Residents in the United Kingdom could go hungry this summer because of fast-rising food prices, warned an industry group as it predicted grocery bills will rise by 15 percent.
The sharp price rise will largely be down to the soaring costs producers are facing, the Institute of Grocery Distribution, or IGD, said.
Grocery price inflation is currently running at around 6.7 percent, according to the Office for National Statistics.
James Walton, the IGD's chief economist, said the organization is worried that vulnerable families will go hungry as a result.
"Sadly, many households in the UK struggled with food bills before the current inflation event began," he said. "With prices for energy, motor fuel and food rising fast, more households are moving into this vulnerable group."
He said the IGD is "already seeing households skipping meals", which he described as "a clear indicator of food stress".
The IGD, which is one of the UK grocery industry's major sources of information, said the nation is in the midst of its most serious cost of living crisis since the 1970s.
Citing the Russia-Ukraine conflict and its impact on production in the breadbasket of Europe as the major cause of looming high prices, the IGD said nations are now scrambling to find replacements for lost grain imports that had come from the region that supplied around onethird of the world's grain.
The IGD said products that use grain directly, such as bread, will be immediately impacted by the shortage, while meat production, which uses grain for animal feed, will be impacted in the coming weeks.
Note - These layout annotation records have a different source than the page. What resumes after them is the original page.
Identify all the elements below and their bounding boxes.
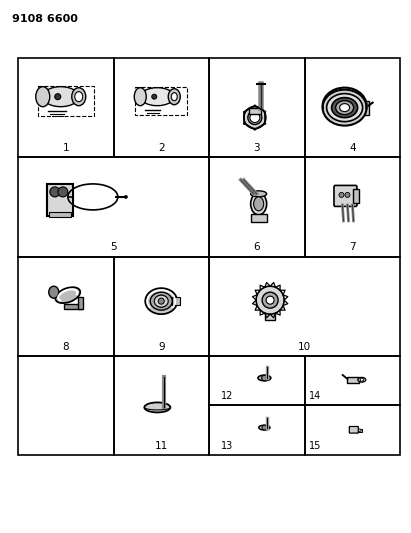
FancyBboxPatch shape: [349, 426, 358, 433]
Bar: [64, 304, 82, 309]
Text: 9108 6600: 9108 6600: [12, 14, 78, 24]
Ellipse shape: [251, 193, 267, 215]
Ellipse shape: [248, 110, 262, 125]
Ellipse shape: [168, 88, 180, 104]
Circle shape: [256, 286, 284, 314]
Ellipse shape: [258, 375, 271, 381]
Ellipse shape: [145, 288, 177, 314]
Bar: [209, 406, 305, 455]
Circle shape: [58, 187, 68, 197]
Bar: [78, 297, 83, 309]
Ellipse shape: [251, 191, 267, 197]
Ellipse shape: [323, 90, 367, 126]
Circle shape: [250, 112, 260, 123]
Ellipse shape: [265, 308, 275, 313]
Text: 10: 10: [298, 342, 311, 352]
Circle shape: [55, 94, 61, 100]
Ellipse shape: [244, 107, 266, 128]
Bar: [209, 256, 400, 356]
Ellipse shape: [336, 101, 353, 115]
Bar: [18, 58, 113, 157]
Circle shape: [266, 296, 274, 304]
Bar: [172, 297, 180, 305]
FancyBboxPatch shape: [334, 185, 357, 206]
Circle shape: [359, 429, 361, 431]
Circle shape: [360, 378, 363, 382]
Bar: [305, 157, 400, 256]
Ellipse shape: [55, 287, 80, 303]
Ellipse shape: [75, 92, 83, 102]
Bar: [209, 356, 305, 406]
Bar: [209, 58, 305, 157]
Ellipse shape: [43, 87, 79, 107]
Bar: [251, 214, 267, 222]
Ellipse shape: [332, 98, 358, 118]
Bar: [249, 108, 261, 114]
Text: 1: 1: [62, 143, 69, 154]
Text: 14: 14: [309, 391, 321, 401]
Circle shape: [345, 192, 350, 197]
Bar: [359, 101, 369, 115]
Bar: [18, 157, 209, 256]
Bar: [305, 58, 400, 157]
Ellipse shape: [327, 94, 363, 122]
Circle shape: [261, 375, 267, 381]
Ellipse shape: [72, 88, 86, 106]
Circle shape: [152, 94, 157, 99]
Text: 9: 9: [158, 342, 164, 352]
Ellipse shape: [140, 88, 174, 106]
Bar: [49, 212, 71, 217]
Bar: [113, 256, 209, 356]
Bar: [113, 58, 209, 157]
Circle shape: [262, 425, 267, 430]
Ellipse shape: [254, 197, 264, 211]
Circle shape: [125, 196, 127, 198]
Bar: [18, 256, 113, 356]
Text: 2: 2: [158, 143, 164, 154]
Ellipse shape: [171, 93, 177, 101]
Text: 6: 6: [254, 243, 260, 253]
Ellipse shape: [259, 425, 270, 430]
Ellipse shape: [154, 295, 168, 307]
Ellipse shape: [358, 377, 366, 382]
Text: 4: 4: [349, 143, 356, 154]
Ellipse shape: [144, 402, 170, 413]
Bar: [209, 157, 305, 256]
Bar: [47, 184, 73, 216]
Bar: [353, 189, 360, 203]
Circle shape: [155, 295, 167, 307]
Bar: [347, 376, 359, 383]
Bar: [305, 406, 400, 455]
Ellipse shape: [36, 87, 50, 107]
Ellipse shape: [339, 103, 350, 111]
Bar: [358, 429, 362, 432]
Ellipse shape: [49, 286, 59, 298]
Text: 15: 15: [309, 441, 322, 451]
Text: 11: 11: [155, 441, 168, 451]
Text: 5: 5: [110, 243, 117, 253]
Text: 12: 12: [220, 391, 233, 401]
Text: 3: 3: [254, 143, 260, 154]
Text: 8: 8: [62, 342, 69, 352]
Ellipse shape: [134, 88, 146, 106]
Bar: [18, 356, 113, 455]
Bar: [265, 310, 275, 320]
Ellipse shape: [150, 292, 172, 310]
Circle shape: [158, 298, 164, 304]
Circle shape: [262, 292, 278, 308]
Bar: [305, 356, 400, 406]
Bar: [113, 356, 209, 455]
Text: 7: 7: [349, 243, 356, 253]
Circle shape: [339, 192, 344, 197]
Text: 13: 13: [220, 441, 233, 451]
Circle shape: [50, 187, 60, 197]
To make matters worse, the UK's homegrown agricultural produce is also costing more, largely because of a shortage of workers attributed to Brexit and the pandemic, but also because of rising fuel costs and even more expensive packaging.
The IGD said monthly shopping bills for a family of four will rise from 396 pounds ($481) in January to 439 pounds in January 2023 as a result.
The IGD's dire prediction followed Andrew Bailey, the governor of the Bank of England, who warned in May that Britons will face "apocalyptic" increases in the cost of food.
The soaring cost of food comes at a time when prices for energy, vehicle fuel and other commodities are also skyrocketing, and wages have largely failed to keep up.
Fast-rising overall price inflation, which is running at 9 percent, weighed heavy on the Bank of England, which raised interest rates to 1.25 percent as a result.